4.3.- In ogni caso, la nomina a guardia particolare giurata non comporta automaticamente il rilascio del porto d’armi, trattandosi di una valutazione fondata su presupposti diversi e tra loro autonomi. Ai sensi dall’art. 138, comma 3, del T.U.L.P.S., infatti, il rilascio della licenza di porto d’armi presuppone una specifica e ulteriore verifica circa la sussistenza dei requisiti richiesti.
Nel caso concreto, l’Amministrazione ha ritenuto tali requisiti insussistenti, pur rilasciando la nomina a guardia particolare giurata non armata, al fine di salvaguardare, per quanto possibile, l’interesse del ricorrente a continuare l’attività lavorativa.

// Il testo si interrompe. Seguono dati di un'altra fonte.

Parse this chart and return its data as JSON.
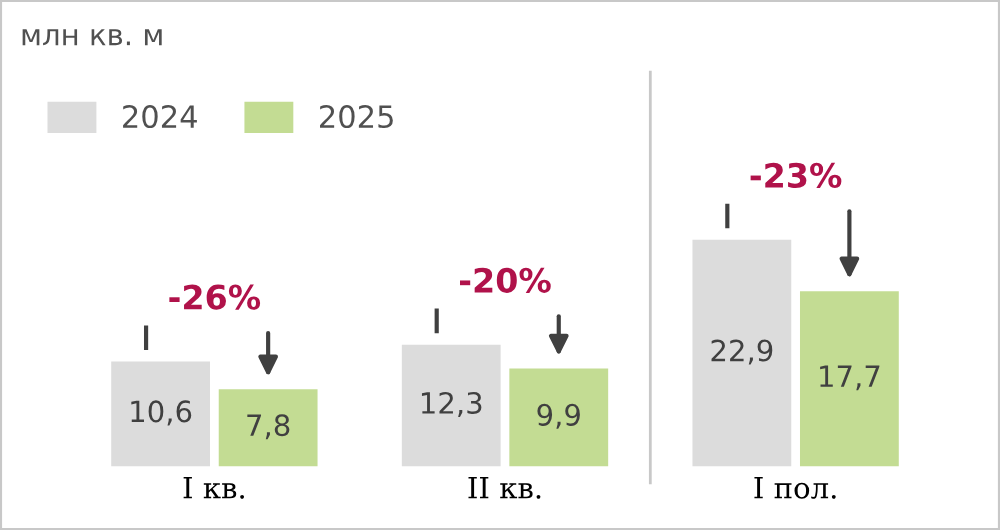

Questa scelta che ha differenziato i due aspetti, rimarca ulteriormente che il potere discrezionale esercitato dalla Prefettura, pur ampio, è stato accorto e comunque ispirato a calibrare gli interessi privati con quelli pubblici coinvolti, con prevalenza di questi ultimi, in quanto inerenti la sicurezza collettiva e degli individui.
Pertanto, contrariamente alle deduzioni di parte ricorrente, non emergono quei profili di automatismo preclusivo né vizi di manifesta illogicità, irragionevolezza o sproporzione nell’azione amministrativa.
Peraltro non sussiste la dedotta violazione delle garanzie partecipative e del contraddittorio di cui all’art. 10-bis L. n. 241/1990, posto che l’amministrazione, con nota prot. n. -OMISSIS- del 28 maggio 2025, ha puntualmente inviato al ricorrente la comunicazione dei motivi ostativi all’accoglimento della domanda e, una volta ricevute le controdeduzioni, non ha ravvisato elementi per ribaltare il proprio orientamento.
5.- Alla luce delle ragioni sopra illustrate, il provvedimento impugnato risulta legittimo e resiste alle censure dedotte.
In ragione della peculiarità della questione controversa, si ravvisano le eccezionali ragioni per compensare le spese del giudizio.
P.Q.M.
Il Tribunale Amministrativo Regionale per la Puglia (Sezione Seconda), definitivamente pronunciando sul ricorso, come in epigrafe proposto, lo rigetta.
Compensa le spese del giudizio.
Ordina che la presente sentenza sia eseguita dall'autorità amministrativa.
Ritenuto che sussistano i presupposti di cui all'articolo 52, commi 1 e 2, del decreto legislativo 30 giugno 2003, n. 196, e dell’articolo 9, paragrafo 1, del Regolamento (UE) 2016/679 del Parlamento europeo e del Consiglio del 27 aprile 2016, a tutela dei diritti o della dignità della parte interessata, manda alla Segreteria di procedere all'oscuramento delle generalità nonché di qualsiasi altro dato idoneo ad identificare le persone fisiche e giuridiche, salvo le amministrazioni pubbliche, nel presente provvedimento indicate.
Così deciso in Bari nella camera di consiglio del giorno 10 febbraio 2026 con l'intervento dei magistrati:
RI AL, Presidente, Estensore
Carlo Dibello, Consigliere
Danilo Cortellessa, Referendario
| IL PRESIDENTE, ESTENSORE |
| RI AL |
IL SEGRETARIO
In caso di diffusione omettere le generalità e gli altri dati identificativi dei soggetti interessati nei termini indicati.